Back in the Saddle


It took longer than I expected, but I’m finally back to the blog. Back to a lot of things, actually. Once I stopped blogging, I stopped exercising regularly (this was my first week at the gym in at least 6 weeks), stopped writing in my diary, stopped focusing on healthy eating habits. Basically, I stopped doing everything that had helped me get closer to being the healthy person I want to be.

Not wanting those lost weeks to be completely wasted, I ‘ve spent this week not only getting myself back on track behavior-wise but also looking for lessons I can take from the experience. This is what I’ve come up with:

1.    Newton was right. A body at rest does indeed stay at rest. Each day I didn’t go to the gym, it became easier not to go. Getting that body at rest to become a body in motion? Putting a man on Mars seemed easier. It took all of last week for me to psych myself up to go back to the gym this week.

2.    The gym is the key. Every building needs a foundation if it is going to stand. Going to the gym is apparently the foundation of my building of healthy habits. Without it, the building collapses. Last week, I tried to get back to practicing healthier choices. It didn’t stick. This week, as soon as I finished my first workout on Monday morning, those healthier choices became easier. Maybe it’s an instinct not to damage whatever progress I made at the gym. Maybe it’s a rise in endorphins from working out. Whatever it is, I get it at the gym and nowhere else.

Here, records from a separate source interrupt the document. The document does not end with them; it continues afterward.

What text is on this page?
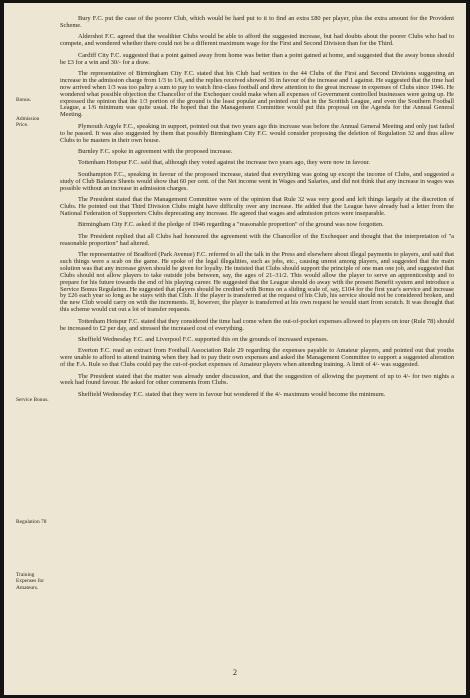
Bonus.
Admission Price.
Service Bonus.
Regulation 78
Training Expenses for Amateurs.

Bury F.C. put the case of the poorer Club, which would be hard put to it to find an extra £80 per player, plus the extra amount for the Provident Scheme.

Aldershot F.C. agreed that the wealthier Clubs would be able to afford the suggested increase, but had doubts about the poorer Clubs who had to compete, and wondered whether there could not be a different maximum wage for the First and Second Division than for the Third.

Cardiff City F.C. suggested that a point gained away from home was better than a point gained at home, and suggested that the away bonus should be £3 for a win and 30/- for a draw.

The representative of Birmingham City F.C. stated that his Club had written to the 44 Clubs of the First and Second Divisions suggesting an increase in the admission charge from 1/3 to 1/6, and the replies received showed 36 in favour of the increase and 1 against. He suggested that the time had now arrived when 1/3 was too paltry a sum to pay to watch first-class football and drew attention to the great increase in expenses of Clubs since 1946. He wondered what possible objection the Chancellor of the Exchequer could make when all expenses of Government controlled businesses were going up. He expressed the opinion that the 1/3 portion of the ground is the least popular and pointed out that in the Scottish League, and even the Southern Football League, a 1/6 minimum was quite usual. He hoped that the Management Committee would put this proposal on the Agenda for the Annual General Meeting.

Plymouth Argyle F.C., speaking in support, pointed out that two years ago this increase was before the Annual General Meeting and only just failed to be passed. It was also suggested by them that possibly Birmingham City F.C. would consider proposing the deletion of Regulation 32 and thus allow Clubs to be masters in their own house.

Burnley F.C. spoke in agreement with the proposed increase.

Tottenham Hotspur F.C. said that, although they voted against the increase two years ago, they were now in favour.

Southampton F.C., speaking in favour of the proposed increase, stated that everything was going up except the income of Clubs, and suggested a study of Club Balance Sheets would show that 60 per cent. of the Net income went in Wages and Salaries, and did not think that any increase in wages was possible without an increase in admission charges.

The President stated that the Management Committee were of the opinion that Rule 32 was very good and left things largely at the discretion of Clubs. He pointed out that Third Division Clubs might have difficulty over any increase. He added that the League have already had a letter from the National Federation of Supporters Clubs deprecating any increase. He agreed that wages and admission prices were inseparable.

Birmingham City F.C. asked if the pledge of 1946 regarding a "reasonable proportion" of the ground was now forgotten.

The President replied that all Clubs had honoured the agreement with the Chancellor of the Exchequer and thought that the interpretation of "a reasonable proportion" had altered.

The representative of Bradford (Park Avenue) F.C. referred to all the talk in the Press and elsewhere about illegal payments to players, and said that such things were a scab on the game. He spoke of the legal illegalities, such as jobs, etc., causing unrest among players, and suggested that the main solution was that any increase given should be given for loyalty. He insisted that Clubs should support the principle of one man one job, and suggested that Clubs should not allow players to take outside jobs between, say, the ages of 21–31/2. This would allow the player to serve an apprenticeship and to prepare for his future towards the end of his playing career. He suggested that the League should do away with the present Benefit system and introduce a Service Bonus Regulation. He suggested that players should be credited with Bonus on a sliding scale of, say, £104 for the first year's service and increase by £26 each year so long as he stays with that Club. If the player is transferred at the request of his Club, his service should not be considered broken, and the new Club would carry on with the increments. If, however, the player is transferred at his own request he would start from scratch. It was thought that this scheme would cut out a lot of transfer requests.

Tottenham Hotspur F.C. stated that they considered the time had come when the out-of-pocket expenses allowed to players on tour (Rule 78) should be increased to £2 per day, and stressed the increased cost of everything.

Sheffield Wednesday F.C. and Liverpool F.C. supported this on the grounds of increased expenses.

Everton F.C. read an extract from Football Association Rule 29 regarding the expenses payable to Amateur players, and pointed out that youths were unable to afford to attend training when they had to pay their own expenses and asked the Management Committee to support a suggested alteration of the F.A. Rule so that Clubs could pay the cut-of-pocket expenses of Amateur players when attending training. A limit of 4/- was suggested.

The President stated that the matter was already under discussion, and that the suggestion of allowing the payment of up to 4/- for two nights a week had found favour. He asked for other comments from Clubs.

Sheffield Wednesday F.C. stated that they were in favour but wondered if the 4/- maximum would become the minimum.

2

3.    I need this blog. On those weeks when I was overwhelmed with work, this blog felt a like a burden: one more thing to do on a list that was already too long.  I discovered during my “time off” that blogging is a necessity for me on this journey. Like the gym, it keeps me on track. It keeps me motivated. It’s where I find accountability and encouragement. Without it, I feel perilously alone on this journey.

I can’t say I’m excited about being “back in the saddle.” I feel like I’m treading the same ground I covered six months ago. (Because I am, but let’s save that for another post.) I can’t say I feel especially motivated to get healthy, either. I can say that I feel the ship of my life is being righted again, and after six weeks of listing, that’s a good way to be.